Somnium review – Strictly's Katya and Neil salute their love with swagger


Rare is the Strictly Come Dancing pro who hasn’t branched off into their own stage show, and Latin American dance champs Neil and Katya Jones are no exception. Somnium is the story of their romance and partnership – not the bit you might know from the tabloids (last year Katya was pictured snogging her Strictly partner Seann Walsh outside a London pub) but a tale of love, ambition and being proud to be different.

Neil choreographs and directs the show, with music direction and costumes by Katya. It’s an easy watch, dashing by at swift pace with a cut-and-paste soundtrack of pop songs.

The opening group scenes ooze with the pleasure of two bodies connecting, revelling in motion together, and there’s great chemistry between the Joneses. The inventive choreography pulls in influences from everywhere: contemporary, commercial, hip-hop, MC Hammer, even the floss, as well as jive and Latin – all shot through with punchy attitude.

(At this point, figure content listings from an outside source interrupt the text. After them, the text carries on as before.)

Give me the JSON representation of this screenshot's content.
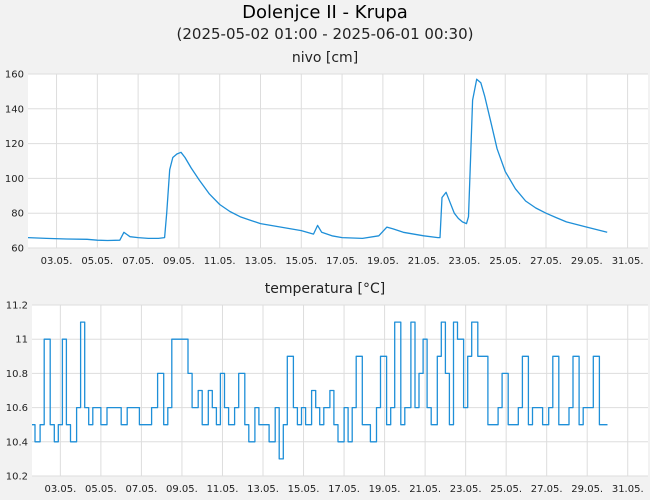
{
  "title": "Dolenjce II - Krupa",
  "subtitle": "(2025-05-02 01:00 - 2025-06-01 00:30)",
  "colors": {
    "line": "#1e8fd8",
    "grid": "#dddddd",
    "plot_bg": "#ffffff",
    "page_bg": "#f2f2f2"
  },
  "chart_data": [
    {
      "type": "line",
      "title": "nivo [cm]",
      "xlabel": "",
      "ylabel": "",
      "x_tick_labels": [
        "03.05.",
        "05.05.",
        "07.05.",
        "09.05.",
        "11.05.",
        "13.05.",
        "15.05.",
        "17.05.",
        "19.05.",
        "21.05.",
        "23.05.",
        "25.05.",
        "27.05.",
        "29.05.",
        "31.05."
      ],
      "x_tick_days": [
        3,
        5,
        7,
        9,
        11,
        13,
        15,
        17,
        19,
        21,
        23,
        25,
        27,
        29,
        31
      ],
      "xlim": [
        1.6,
        32.0
      ],
      "ylim": [
        60,
        160
      ],
      "y_ticks": [
        60,
        80,
        100,
        120,
        140,
        160
      ],
      "grid": true,
      "series": [
        {
          "x": [
            1.6,
            2.5,
            3.5,
            4.5,
            5.0,
            5.5,
            6.1,
            6.3,
            6.6,
            7.0,
            7.5,
            8.0,
            8.3,
            8.4,
            8.55,
            8.7,
            8.9,
            9.1,
            9.3,
            9.6,
            10.0,
            10.5,
            11.0,
            11.5,
            12.0,
            12.5,
            13.0,
            14.0,
            15.0,
            15.6,
            15.8,
            16.0,
            16.5,
            17.0,
            18.0,
            18.8,
            19.2,
            19.5,
            20.0,
            21.0,
            21.7,
            21.8,
            21.9,
            22.1,
            22.3,
            22.5,
            22.7,
            22.9,
            23.1,
            23.2,
            23.3,
            23.4,
            23.6,
            23.8,
            24.0,
            24.3,
            24.6,
            25.0,
            25.5,
            26.0,
            26.5,
            27.0,
            27.5,
            28.0,
            29.0,
            30.0
          ],
          "y": [
            66,
            65.5,
            65.2,
            65,
            64.5,
            64.3,
            64.5,
            69,
            66.5,
            66,
            65.5,
            65.5,
            66,
            80,
            105,
            112,
            114,
            115,
            112,
            106,
            99,
            91,
            85,
            81,
            78,
            76,
            74,
            72,
            70,
            68,
            73,
            69,
            67,
            66,
            65.5,
            67,
            72,
            71,
            69,
            67,
            66,
            66,
            89,
            92,
            86,
            80,
            77,
            75,
            74,
            78,
            112,
            145,
            157,
            155,
            147,
            132,
            117,
            104,
            94,
            87,
            83,
            80,
            77.5,
            75,
            72,
            69
          ]
        }
      ]
    },
    {
      "type": "line",
      "title": "temperatura [°C]",
      "xlabel": "",
      "ylabel": "",
      "x_tick_labels": [
        "03.05.",
        "05.05.",
        "07.05.",
        "09.05.",
        "11.05.",
        "13.05.",
        "15.05.",
        "17.05.",
        "19.05.",
        "21.05.",
        "23.05.",
        "25.05.",
        "27.05.",
        "29.05.",
        "31.05."
      ],
      "x_tick_days": [
        3,
        5,
        7,
        9,
        11,
        13,
        15,
        17,
        19,
        21,
        23,
        25,
        27,
        29,
        31
      ],
      "xlim": [
        1.6,
        32.0
      ],
      "ylim": [
        10.2,
        11.2
      ],
      "y_ticks": [
        10.2,
        10.4,
        10.6,
        10.8,
        11,
        11.2
      ],
      "y_tick_labels": [
        "10.2",
        "10.4",
        "10.6",
        "10.8",
        "11",
        "11.2"
      ],
      "grid": true,
      "series": [
        {
          "x": [
            1.6,
            1.75,
            2.0,
            2.2,
            2.5,
            2.7,
            2.9,
            3.1,
            3.3,
            3.5,
            3.8,
            4.0,
            4.2,
            4.4,
            4.6,
            4.8,
            5.0,
            5.3,
            5.5,
            5.8,
            6.0,
            6.3,
            6.6,
            6.9,
            7.2,
            7.5,
            7.8,
            8.1,
            8.3,
            8.5,
            8.8,
            9.0,
            9.3,
            9.5,
            9.8,
            10.0,
            10.3,
            10.5,
            10.7,
            10.9,
            11.1,
            11.3,
            11.6,
            11.8,
            12.1,
            12.3,
            12.6,
            12.8,
            13.1,
            13.3,
            13.6,
            13.8,
            14.0,
            14.2,
            14.5,
            14.7,
            14.9,
            15.1,
            15.4,
            15.6,
            15.8,
            16.0,
            16.3,
            16.5,
            16.7,
            17.0,
            17.2,
            17.4,
            17.6,
            17.9,
            18.1,
            18.3,
            18.6,
            18.8,
            19.1,
            19.3,
            19.5,
            19.8,
            20.0,
            20.3,
            20.5,
            20.7,
            20.9,
            21.1,
            21.3,
            21.6,
            21.8,
            22.0,
            22.2,
            22.4,
            22.6,
            22.9,
            23.1,
            23.3,
            23.6,
            23.8,
            24.1,
            24.3,
            24.6,
            24.8,
            25.1,
            25.3,
            25.6,
            25.8,
            26.1,
            26.3,
            26.6,
            26.8,
            27.1,
            27.3,
            27.6,
            27.8,
            28.1,
            28.3,
            28.6,
            28.8,
            29.1,
            29.3,
            29.6,
            29.8,
            30.0
          ],
          "y": [
            10.5,
            10.4,
            10.5,
            11.0,
            10.5,
            10.4,
            10.5,
            11.0,
            10.5,
            10.4,
            10.6,
            11.1,
            10.6,
            10.5,
            10.6,
            10.6,
            10.5,
            10.6,
            10.6,
            10.6,
            10.5,
            10.6,
            10.6,
            10.5,
            10.5,
            10.6,
            10.8,
            10.5,
            10.6,
            11.0,
            11.0,
            11.0,
            10.8,
            10.6,
            10.7,
            10.5,
            10.7,
            10.6,
            10.5,
            10.8,
            10.6,
            10.5,
            10.6,
            10.8,
            10.5,
            10.4,
            10.6,
            10.5,
            10.5,
            10.4,
            10.6,
            10.3,
            10.5,
            10.9,
            10.6,
            10.5,
            10.6,
            10.5,
            10.7,
            10.6,
            10.5,
            10.6,
            10.7,
            10.5,
            10.4,
            10.6,
            10.4,
            10.6,
            10.9,
            10.5,
            10.5,
            10.4,
            10.6,
            10.9,
            10.5,
            10.6,
            11.1,
            10.5,
            10.6,
            11.1,
            10.6,
            10.8,
            11.0,
            10.6,
            10.5,
            10.9,
            11.1,
            10.8,
            10.5,
            11.1,
            11.0,
            10.6,
            10.9,
            11.1,
            10.9,
            10.9,
            10.5,
            10.5,
            10.6,
            10.8,
            10.5,
            10.5,
            10.6,
            10.9,
            10.5,
            10.6,
            10.6,
            10.5,
            10.6,
            10.9,
            10.5,
            10.5,
            10.6,
            10.9,
            10.5,
            10.6,
            10.6,
            10.9,
            10.5,
            10.5,
            10.5
          ]
        }
      ]
    }
  ]
}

Endless energy … Somnium. Photograph: Tristram Kenton/The Guardian

Actor Charles Venn narrates in detail, playing the couple’s former teacher. His self-regarding, plummy-toned delivery jars at times but it’s a useful device in that it leaves no work for the audience. There’s plenty of stage time for the excellent supporting dancers, including the whoop-inducing power moves of B-boy Chris Arias, but the best bits inevitably come from the leading couple. Neil in particular is a fantastic dancer, with a still strength at his core and energy whiplashing out from the centre. There’s a sense of heat building inside him, a heart-bursting swell, and he shows great swagger when partnering Katya, who is a dancer of clean, clean lines but molten in his arms.

Somnium has a bit of everything: cheese, comedy, silliness, gimmicks (a UV routine!), an earnest message. Only a couple of scenes fall flat (the fey fashionistas feel like a bit of a throwback in these enlightened times). It’s quite slight, but packs in some great dancing, especially when the electricity erupts into fast, fierce group numbers. It is fun to see dance that goes all out to entertain, where the performers look like they’re having the time of their lives and really, really want you to feel the same way.